Heart Injuries happens
It is said that the couple is forming around our wounds.
It is said that the couple is forming around our wounds.
I thought I didn't really have one. And that if I ever found out, I wouldn't do that, I wouldn't share my wounds. I thought it was selfish and weak to build a story on resonant similarities or differences. I told myself that it was generous and responsible to build a story around two complete beings who cross paths and choose each other.
What does it mean to be complete? Go find out...
My mother would reply to that:
If we didn't need the person we love, would we really choose him or her? If we did not know what the lack of the other means in our lives, would we still want to share it?
According to her, lack is not a problem, the reasons for love are not weaknesses and being complete is a more or less abstract notion that we evoke when we are lacking in self, and not lacking in the other.
His questions bothered me. They were both supposed to be and hated.
Love, in my opinion, just and orderly love, was filial love. A parent's love for their child. The other links were beautiful encounters, a mixture of mirrors and illusions.
It is said that the couple is forming around our wounds.
I thought I didn't really have one. I had no reason to be a couple. I went to those men who, like me, didn't really have any. I went to those men who, like me, thought that being alone was right and that attachment meant losing control. The transparency of our exchanges reinforced our distance and brought us together in the belief in independence.
I could have loved them. They could have loved me. Somewhere, we thought we almost loved each other more than all the couples around us.
Why be together when you're comfortable with yourself?
Except I wanted to live a love story. I wanted to have a child. To make a child meant loving someone else to the point of choosing to give life together. But I wasn't ready to choose the couple, and I didn't want the child without the couple.
And then I thought I didn't have any injuries.
It is said that the couple is forming around our wounds.
Yeah, I thought I didn't have any injuries.
And then I meet him.
It is said that the couple is forming around our wounds.

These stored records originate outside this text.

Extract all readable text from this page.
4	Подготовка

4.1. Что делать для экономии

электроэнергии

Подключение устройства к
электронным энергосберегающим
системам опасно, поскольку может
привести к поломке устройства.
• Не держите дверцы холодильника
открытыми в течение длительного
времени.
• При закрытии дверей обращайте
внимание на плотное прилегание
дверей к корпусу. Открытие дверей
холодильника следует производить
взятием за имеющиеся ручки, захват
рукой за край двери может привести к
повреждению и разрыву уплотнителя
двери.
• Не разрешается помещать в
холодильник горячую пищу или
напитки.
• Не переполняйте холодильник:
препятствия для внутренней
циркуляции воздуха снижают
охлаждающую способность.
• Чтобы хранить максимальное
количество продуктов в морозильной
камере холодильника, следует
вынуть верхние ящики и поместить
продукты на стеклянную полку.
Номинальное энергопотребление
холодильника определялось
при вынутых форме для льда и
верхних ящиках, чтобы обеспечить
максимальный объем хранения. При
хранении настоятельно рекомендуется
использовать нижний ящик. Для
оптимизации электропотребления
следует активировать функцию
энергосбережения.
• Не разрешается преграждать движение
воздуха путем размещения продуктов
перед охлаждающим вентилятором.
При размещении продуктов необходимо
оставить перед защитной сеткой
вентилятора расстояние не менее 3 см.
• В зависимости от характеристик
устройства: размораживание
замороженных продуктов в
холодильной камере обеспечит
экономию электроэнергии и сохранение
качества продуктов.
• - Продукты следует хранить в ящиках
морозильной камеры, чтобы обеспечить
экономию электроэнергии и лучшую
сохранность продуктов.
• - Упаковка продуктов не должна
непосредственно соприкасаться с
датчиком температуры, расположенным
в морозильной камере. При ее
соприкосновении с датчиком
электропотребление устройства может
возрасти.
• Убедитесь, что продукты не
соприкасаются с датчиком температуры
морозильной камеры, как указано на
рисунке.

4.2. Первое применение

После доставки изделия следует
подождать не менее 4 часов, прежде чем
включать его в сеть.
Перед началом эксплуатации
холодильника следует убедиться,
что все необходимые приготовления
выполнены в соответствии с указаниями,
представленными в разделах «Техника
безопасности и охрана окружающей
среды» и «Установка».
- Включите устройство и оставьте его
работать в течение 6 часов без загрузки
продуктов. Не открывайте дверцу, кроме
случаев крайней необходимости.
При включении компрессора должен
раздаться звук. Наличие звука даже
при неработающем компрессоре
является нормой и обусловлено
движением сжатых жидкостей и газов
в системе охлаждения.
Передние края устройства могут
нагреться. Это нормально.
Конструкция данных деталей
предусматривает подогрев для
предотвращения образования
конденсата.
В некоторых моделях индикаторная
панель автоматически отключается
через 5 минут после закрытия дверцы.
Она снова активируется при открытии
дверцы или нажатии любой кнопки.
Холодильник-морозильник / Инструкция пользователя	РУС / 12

He looks just like me. He resembles me in his excesses, in his desire to be listened to, in the importance he gives to all the details of his history, in his desire for independence and in his need for structure. He looks like me in his childlike joy and adult speeches. He resembles me in his doubts, his expectations and his fear of entrusting them to someone other than himself. He looks like me in what he gives and holds.
He looks just like me in what he needs.
He's talking about him. He says what I want to hear and I don't like hearing it. I don't like to hear it because then I know: I know that I meet a man with whom I want to be in a relationship.
And I'm scared.
Would I be afraid without injury?
It is said that the couple is forming around our wounds.
They're not necessarily ours. They can be those of our parents, of our grandparents, of generations prior to ours. All those that were carried by others before they settled down in our genes and influenced our lives: our feelings to the evocation of love, the couple, social bonding, parenthood and commitment.
They became ours. The couple that our parents form, the rank we occupy and the place that has been given to us in our family come from a history that we often do not know and that seals off the great beginnings of our lives: our first loves above all.
Our first loves which add to the stories of our ancestors our own history and perpetuate the models, if we do not find the courage to understand them and identify them in order to free ourselves from them. And then, being able to heal our wounds with the other. To play dice with someone who knows why he's with us. With the vulnerability of his wounds and the courage of the heart.